Reflow toaster oven controller for ESP32, targetting in particular the Heltec Wifi 32 development kit with OLED screen.

Development Notes

Javascript front-end

A little React application provides the user interface via HTTP. It lives in the js directory, and is bundled using webpack into a single file. This file, as well as an index.html file are written to a SPIFFS partition to be served by the HTTP server.

Building the webpack bundle

You'll need a recent-ish node environment, with yarn installed.

yarn install to install the depdendencies.

yarn build to build the productin bundle.

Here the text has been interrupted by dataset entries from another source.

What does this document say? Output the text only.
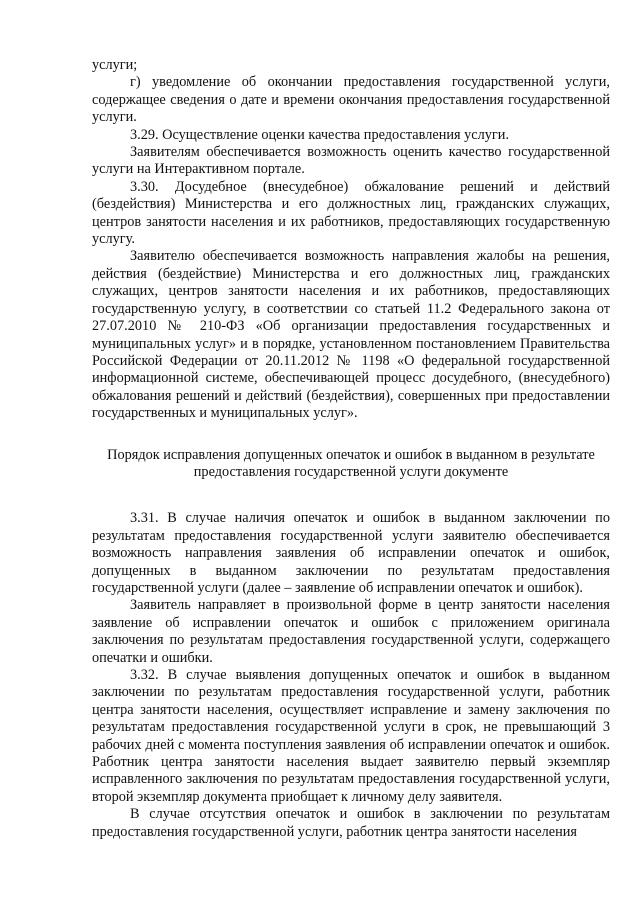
услуги;

г) уведомление об окончании предоставления государственной услуги, содержащее сведения о дате и времени окончания предоставления государственной услуги.

3.29. Осуществление оценки качества предоставления услуги.

Заявителям обеспечивается возможность оценить качество государственной услуги на Интерактивном портале.

3.30. Досудебное (внесудебное) обжалование решений и действий (бездействия) Министерства и его должностных лиц, гражданских служащих, центров занятости населения и их работников, предоставляющих государственную услугу.

Заявителю обеспечивается возможность направления жалобы на решения, действия (бездействие) Министерства и его должностных лиц, гражданских служащих, центров занятости населения и их работников, предоставляющих государственную услугу, в соответствии со статьей 11.2 Федерального закона от 27.07.2010 № 210-ФЗ «Об организации предоставления государственных и муниципальных услуг» и в порядке, установленном постановлением Правительства Российской Федерации от 20.11.2012 № 1198 «О федеральной государственной информационной системе, обеспечивающей процесс досудебного, (внесудебного) обжалования решений и действий (бездействия), совершенных при предоставлении государственных и муниципальных услуг».

Порядок исправления допущенных опечаток и ошибок в выданном в результате предоставления государственной услуги документе

3.31. В случае наличия опечаток и ошибок в выданном заключении по результатам предоставления государственной услуги заявителю обеспечивается возможность направления заявления об исправлении опечаток и ошибок, допущенных в выданном заключении по результатам предоставления государственной услуги (далее – заявление об исправлении опечаток и ошибок).

Заявитель направляет в произвольной форме в центр занятости населения заявление об исправлении опечаток и ошибок с приложением оригинала заключения по результатам предоставления государственной услуги, содержащего опечатки и ошибки.

3.32. В случае выявления допущенных опечаток и ошибок в выданном заключении по результатам предоставления государственной услуги, работник центра занятости населения, осуществляет исправление и замену заключения по результатам предоставления государственной услуги в срок, не превышающий 3 рабочих дней с момента поступления заявления об исправлении опечаток и ошибок. Работник центра занятости населения выдает заявителю первый экземпляр исправленного заключения по результатам предоставления государственной услуги, второй экземпляр документа приобщает к личному делу заявителя.

В случае отсутствия опечаток и ошибок в заключении по результатам предоставления государственной услуги, работник центра занятости населения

This will create dist/index.html and dist/main.js, which are the files stored to SPIFFS. The SPIFFS image is created during build, and programmed during make flash, using the files found in clientjs-dist directory. In order to update the client to be programmed, you must manually copy the required files from js/dist to jsclient-dist.

The files in jsclient-dist are committed, so that it is possible to build the C++ project without requiring a node environment as well.

NOTE: There is a line in the Makefile to build the jsclient partition image, however I found that I needed to checkout the lastest master branch of ESP-IDF for this to work. The latest release as of this writing was 3.2-rc, and this did not support the spiffs_create_partition_image correctly.

Webpack development server

For working on the javascript, it is convenient to run it locally. The webpack dev server can be run by yarn start. See webpack.dev.js for configuratin options; you will need to setup the proxy target to forward API requests through to the target device

NOTE: My experience has been that using the mDNS host name (i.e. reflow.local) for the proxy target results in very slow (>5s) request times for the proxied requests. I guess this is because the mDNS request is slow, and the proxy must not be caching the result. All I know is that setting the target by IP address results in much faster requests.